How Iowa Should Offset the Gas Tax Increase

Last week the Iowa Senate and Iowa House passed, and Governor Branstad signed into law, a 10 cent increase in Iowa’s per gallon fuel tax. While for several reasons I voted against this action, the bill passed and is now law. Our focus moving forward should be on reducing your income tax.

The first day the new gas tax was in place was last Sunday, which means Iowa families are already feeling this increase in their weekly budgets. The cost of this will be different for everyone as it depends solely on the number of miles we drive.  On average, each Iowa driver will pay an additional $60-$100 a year. As someone who champions less taxation and more economic freedom, this reality increases my urgency to provide our citizens a way to get back the additional money they are now paying out at the pump.

I believe that the best way to offset these higher fuel costs and to spark economic growth is to reduce the state income tax rate. I have studied this issue for years and am absolutely convinced the benefits of reducing our income tax rate will spread to Iowans of every income level and lead to increased revenue.

Beyond these direct positives, it is critical for state leaders to view our tax policy in the “big picture”. Since each state in our nation sets their own unique tax structure and tax rates, Iowa is in direct competition with 49 other states for young people, economic activity, and jobs. In the long run, we will continue to have stagnant and shrinking population growth if we do not measure up in all three areas. In short, our key to victory is a 21st century economy driven by a lean and low-taxing state government.

I introduced a bill this session calling for a 10% across-the-board cut to Iowa’s state income tax immediately. This would provide over $380 million of tax relief to hard working taxpayers and easily offset the recent $215 million increase in the gas tax. The result would be a net tax decrease of over $165 million. As a side note, the income tax and gas tax are two different funding streams (income tax goes into the general fund and gas tax goes into the constitutionally protected road use tax fund).
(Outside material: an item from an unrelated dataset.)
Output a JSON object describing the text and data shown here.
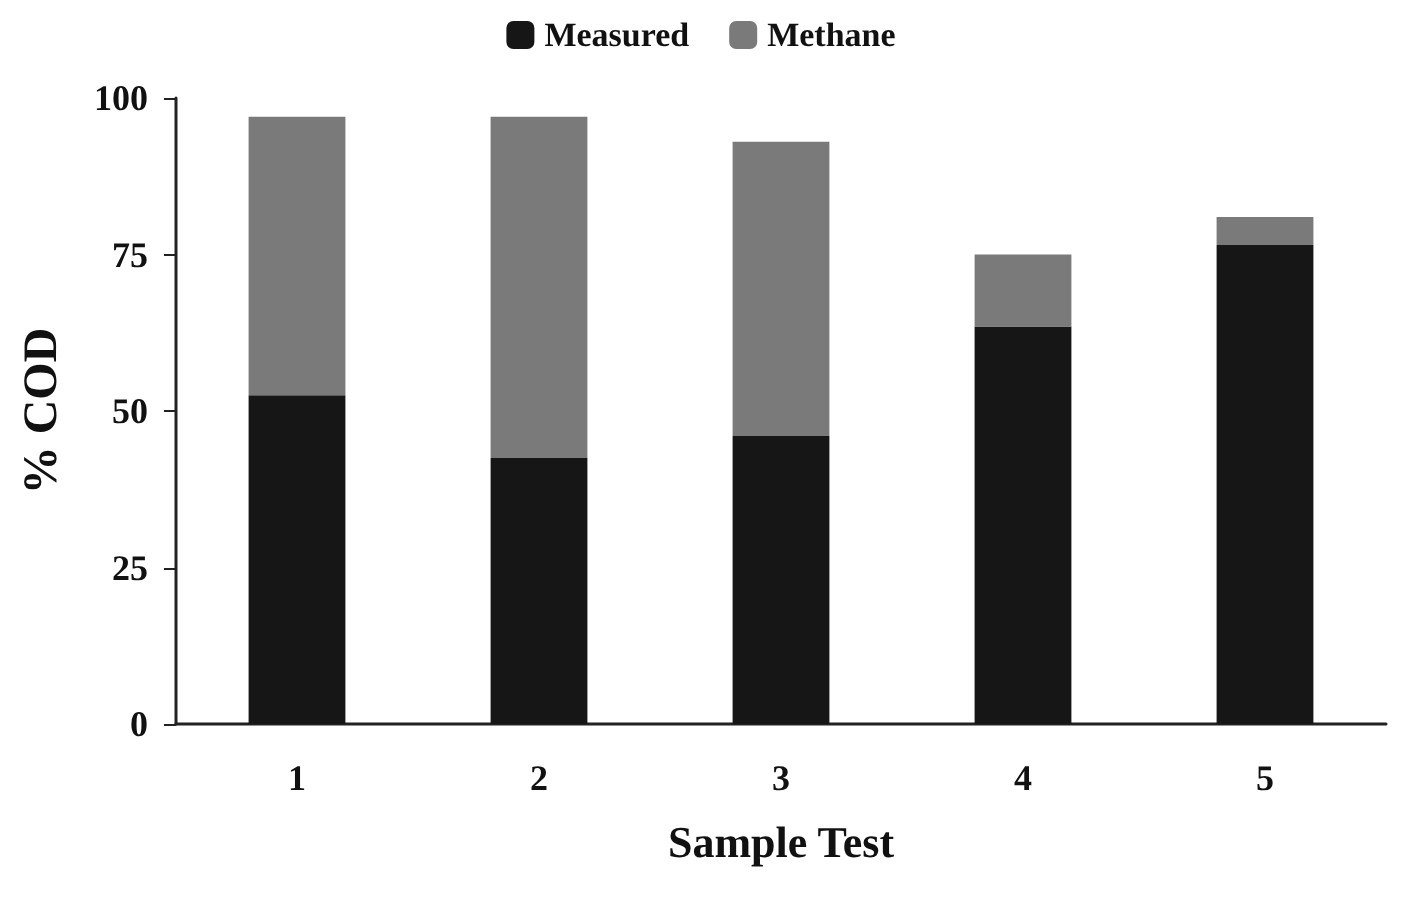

I have a specific long-term vision for the future of Iowa and the economy we must create. At the core of this is a tax code that wins the competition with surrounding states by delivering an innovative, thriving and expanding state-wide economy. While ultimately our goal should be to follow other states and eliminate the income tax altogether, this 10% income tax cut is a decisive step toward future prosperity.

Though I am disappointed the fuel tax was raised last week, it has only increased my conviction that the time to rethink taxes is now.  In this era of technology, our state government must react with a new and modern approach driven by one simple reality—the economy of the future will not be built with the tax policy of the past.